L’adolescente rejeta brusquement la tête et lâcha une plainte perçante. Jasper gronda aussitôt, et elle se calma, bien que ses doigts fussent plantés dans le sol, pareils à des griffes, et qu’elle secouât le menton d’avant en arrière sous l’effet de l’angoisse. S’accroupissant un
peu plus, Jasper avança. Avec une décontraction étudiée, Edward s’arrangea pour s’interposer entre la malheureuse et moi, et je fus obligée de me pencher pour continuer de voir ce qui se passait.
Carlisle avait déjà rejoint l’inconnue et son fils, qu’il retenait de la main.
— As-tu changé d’avis, jeune fille ? demanda-t-il, toujours aussi calme. Nous ne tenons pas à te détruire, mais nous n’hésiterons pas si tu ne te maîtrises pas.
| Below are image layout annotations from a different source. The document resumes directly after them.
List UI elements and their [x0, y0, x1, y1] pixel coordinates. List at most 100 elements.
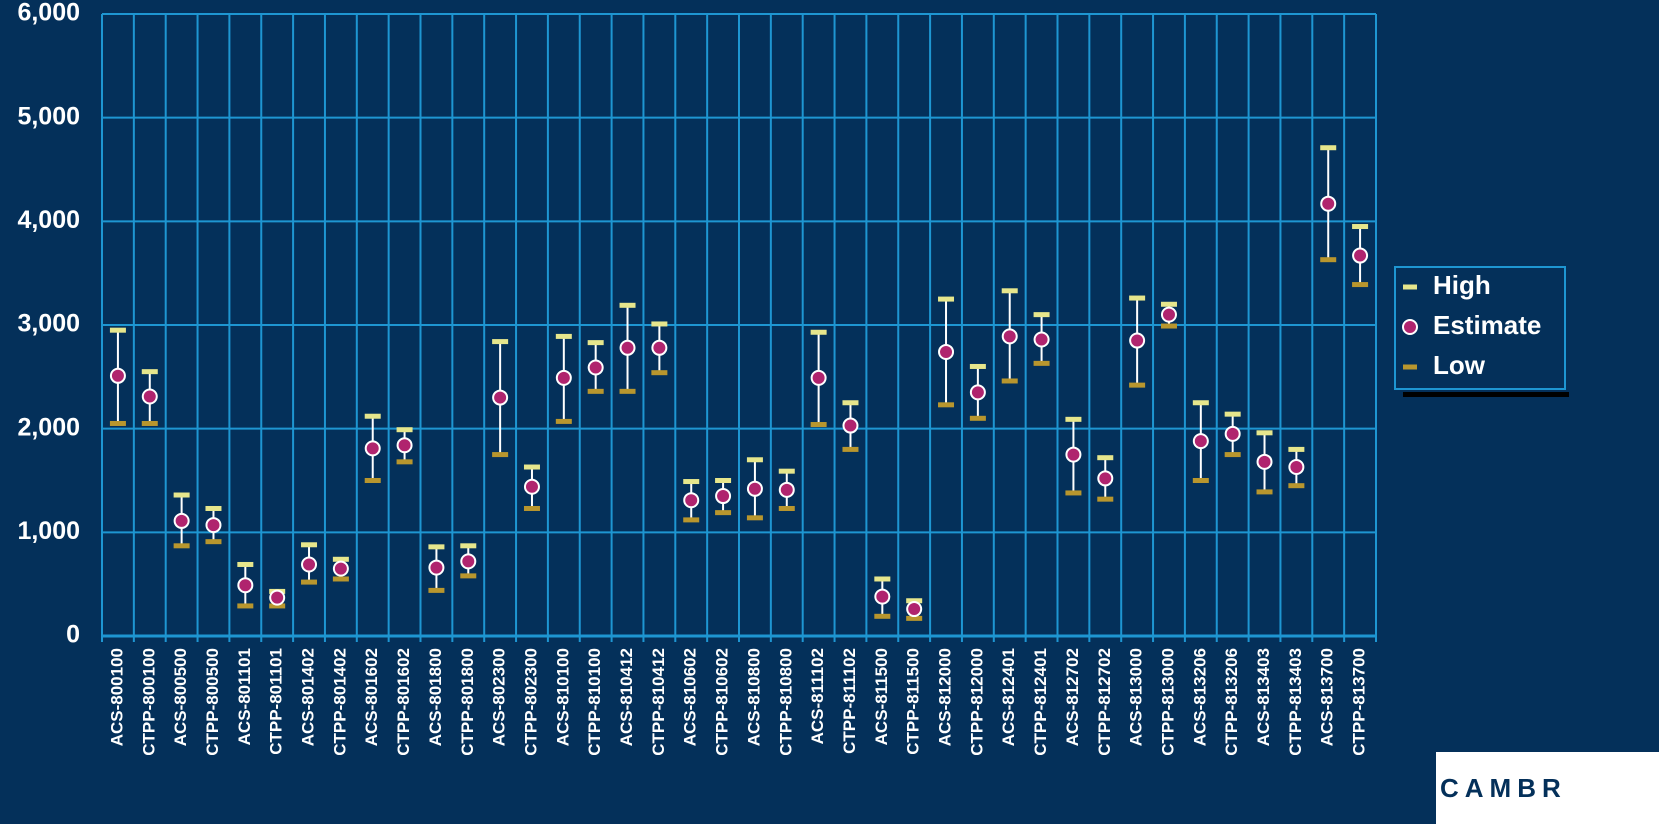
x-tick-label: ACS-810412	[617, 648, 636, 746]
estimate-mark	[173, 512, 190, 529]
low-mark	[906, 615, 923, 621]
high-mark	[1192, 400, 1209, 406]
high-mark	[619, 302, 636, 308]
x-tick-label: ACS-812000	[936, 648, 955, 746]
x-tick-label: ACS-801800	[426, 648, 445, 746]
low-mark	[396, 459, 413, 465]
low-mark	[332, 576, 349, 582]
low-mark	[810, 422, 827, 428]
low-mark	[746, 515, 763, 521]
estimate-mark	[205, 517, 222, 534]
estimate-mark	[1033, 331, 1050, 348]
x-tick-label: ACS-811500	[872, 648, 891, 745]
low-mark	[1129, 382, 1146, 388]
estimate-mark	[1160, 306, 1177, 323]
y-tick-label: 3,000	[17, 310, 80, 338]
legend-box	[1394, 266, 1566, 390]
high-mark	[1160, 301, 1177, 307]
high-mark	[555, 333, 572, 339]
x-tick-label: CTPP-801101	[267, 648, 286, 755]
high-mark	[1352, 224, 1369, 230]
x-tick-label: CTPP-810100	[585, 648, 604, 756]
high-mark	[109, 327, 126, 333]
legend-label: Estimate	[1433, 310, 1541, 340]
logo-box	[1436, 752, 1659, 824]
low-mark	[1192, 478, 1209, 483]
estimate-mark	[778, 481, 795, 498]
low-mark	[460, 573, 477, 579]
low-mark	[587, 388, 604, 394]
legend-shadow	[1403, 392, 1569, 397]
estimate-mark	[906, 601, 923, 618]
estimate-mark	[651, 339, 668, 356]
x-tick-label: CTPP-813403	[1286, 648, 1305, 756]
x-tick-label: ACS-800500	[171, 648, 190, 746]
estimate-mark	[1224, 425, 1241, 442]
x-tick-label: CTPP-812401	[1031, 648, 1050, 756]
x-tick-label: CTPP-801602	[394, 648, 413, 756]
low-mark	[141, 420, 158, 426]
high-mark	[874, 576, 891, 582]
low-mark	[651, 370, 668, 376]
x-tick-label: ACS-810800	[744, 648, 763, 746]
estimate-mark	[874, 588, 891, 605]
low-mark	[1288, 483, 1305, 489]
x-tick-label: ACS-813403	[1254, 648, 1273, 746]
x-tick-label: ACS-812401	[999, 648, 1018, 746]
x-tick-label: CTPP-813000	[1158, 648, 1177, 756]
high-mark	[1129, 295, 1146, 301]
legend-label: Low	[1433, 350, 1486, 380]
x-tick-label: CTPP-802300	[521, 648, 540, 756]
legend-marker	[1402, 319, 1418, 335]
high-mark	[205, 505, 222, 511]
low-mark	[842, 446, 859, 452]
x-tick-label: CTPP-812000	[967, 648, 986, 756]
high-mark	[969, 363, 986, 369]
x-tick-label: CTPP-800500	[203, 648, 222, 756]
low-mark	[778, 505, 795, 511]
estimate-mark	[109, 367, 126, 384]
x-tick-label: ACS-810602	[681, 648, 700, 746]
estimate-mark	[332, 560, 349, 577]
low-mark	[205, 539, 222, 545]
estimate-mark	[938, 343, 955, 360]
logo: CAMBR	[1440, 773, 1567, 803]
low-mark	[173, 543, 190, 549]
estimate-mark	[1288, 459, 1305, 476]
x-tick-label: ACS-810100	[553, 648, 572, 746]
x-tick-label: CTPP-813206	[1222, 648, 1241, 756]
high-mark	[1320, 145, 1337, 151]
high-mark	[1033, 312, 1050, 318]
low-mark	[1065, 490, 1082, 496]
high-mark	[906, 598, 923, 604]
estimate-mark	[1065, 446, 1082, 463]
estimate-mark	[810, 369, 827, 386]
estimate-mark	[141, 388, 158, 405]
estimate-mark	[1256, 453, 1273, 470]
high-mark	[332, 556, 349, 562]
low-mark	[1001, 378, 1018, 384]
high-mark	[683, 479, 700, 485]
estimate-mark	[1097, 470, 1114, 487]
x-tick-label: ACS-812702	[1063, 648, 1082, 746]
low-mark	[874, 613, 891, 619]
low-mark	[301, 579, 318, 585]
x-tick-label: CTPP-810602	[713, 648, 732, 756]
x-tick-label: CTPP-813700	[1350, 648, 1369, 756]
low-mark	[683, 517, 700, 523]
high-mark	[1288, 446, 1305, 452]
x-tick-label: CTPP-811500	[904, 648, 923, 755]
estimate-mark	[364, 440, 381, 457]
high-mark	[587, 340, 604, 346]
high-mark	[173, 492, 190, 498]
legend-marker	[1403, 284, 1417, 290]
estimate-mark	[1129, 332, 1146, 349]
high-mark	[842, 400, 859, 406]
low-mark	[555, 418, 572, 424]
x-tick-label: CTPP-810412	[649, 648, 668, 756]
estimate-mark	[492, 389, 509, 406]
low-mark	[523, 505, 540, 511]
high-mark	[492, 339, 509, 345]
estimate-mark	[269, 589, 286, 606]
— Comment arrivez-vous à le supporter ? geignit la gamine d’une voix claire. Je la veux.
Ses iris rouges se portèrent sur Edward, au-delà de lui, sur moi, donc, et ses ongles crochetèrent derechef la terre dure.
— Tu dois le tolérer, reprit Carlisle avec gravité. Tu dois apprendre à exercer ton contrôle. C’est possible, c’est aussi la seule façon de sauver ta vie.
La fille se prit la tête entre les mains. Elle gémissait pitoyablement.
— Ne vaudrait-il pas mieux que nous nous éloignions d’elle ? suggérai-je.
En entendant ma voix, l’adolescente retroussa les lèvres. Elle souffrait le martyre.
— Nous sommes obligés de rester ici, murmura Edward. Ils sont au nord de la prairie, à présent.
Le cœur battant, je scrutai les environs. Malheureusement, la fumée me cachait tout. Renonçant, je posai de nouveau mes yeux sur la jeune vampire, toujours focalisée sur moi. Nos regards se croisèrent. Ses cheveux coupés au niveau du menton encadraient son visage d’albâtre. Il était difficile de déterminer si elle était belle, tant ses traits étaient déformés par la rage et la soif. Ce qui dominait, c’étaient ses iris pourpres dont il était difficile de se détacher. Elle m’observait avec méchanceté tout en frissonnant. J’étais hypnotisée, me demandant si j’étais en train de contempler mon propre futur, le reflet de celle que je serai bientôt.
Soudain, Jasper et Carlisle reculèrent dans notre direction. Emmett, Rosalie et Esmé se dépêchèrent de converger autour de l’endroit où Edward, Alice et moi nous tenions. Ils présentaient un front uni, selon les paroles mêmes d’Edward, s’arrangeant pour me placer au milieu, là où je courais un danger moindre.
Détournant mon attention de la jeune fille, je m’apprêtai à affronter les monstres.